You can help your dog by reducing any possibility of escape:

  • Do NOT take your dog to outdoor events of any kind, not even backyard picnics.
  • Take your last evening walk before 6 p.m.
  • Limit your dog’s range by using a covered crate in a cool, dark and quiet place.
  • If a crate is not available, make a bathroom or pantry as comfortable as possible (extra blankets and pillows that you won’t mind being torn up can help).
  • Provide plenty of water and a limited amount of super high value treats in distracting devices like frozen Kongs and interactive games. (An upset stomach either from stress or gobbled food during a stressful time can lead to a mess.)
  • Instruct guests to be very careful with doors and windows and to leave a stressed dog alone.
  • Be sure your dog wears identification, even while in the house.

You might also consider using a calming product like Rescue Remedy or DAP that can help take the edge off the assault on your dog’s acute hearing.  These products are known to help with separation anxiety, crate stress and general sensory sensitivity, but should only be counted on for minor help during the extreme stress of the holiday.

Use every effort to remove any physical dangers first!

We hope you never need this information, but if the worst occurs and your pet is lost, contact the District’s 311 non-emergency number to be connected with an Animal Control officer and call the Humane Society at 202-BE-HUMANE (202-234-8626) for support.

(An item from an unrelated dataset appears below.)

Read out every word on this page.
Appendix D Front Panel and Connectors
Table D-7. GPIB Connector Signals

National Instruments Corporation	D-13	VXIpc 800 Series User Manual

Take a moment to get connected with an organization like Lost & Found Dogs DC  for a comprehensive plan. The better prepared you are, the less likely you will ever need their help!

In a future column, we’ll give you the best tips for helping a lost dog.

In the meanwhile, tell us in the comments what you do to keep your pets calm during loud times like the 4th, or during thunderstorms?

Finding a great pet-life balance when you are busy with work, family and social obligations can be tough. Busy people need all the help they can get and Saving Grace Petcare is here to help you navigate the urban, professional environment across the 20002 and 20003 zip codes.

We’ve learned a thing or two during our 16 years of caring for thousands of every kind of pet you can imagine. In Pet-Wise each week, we will share tips, tricks, behavioral and product recommendations, book reviews and sweet stories about life with pets in the Capitol Hill, Hill East, NoMa and Brookland neighborhoods.

The views and opinions expressed in the column are those of the author and do not necessarily reflect the views of Hill Now.

  • Diana

    On his own I noticed my dog takes himself into the walk-in-closet. He has never been so anxious that he loses control, cries or expels any fluids. Now I prepare the space ahead of time by putting his bed and a blanket there and he sleeps it “off”.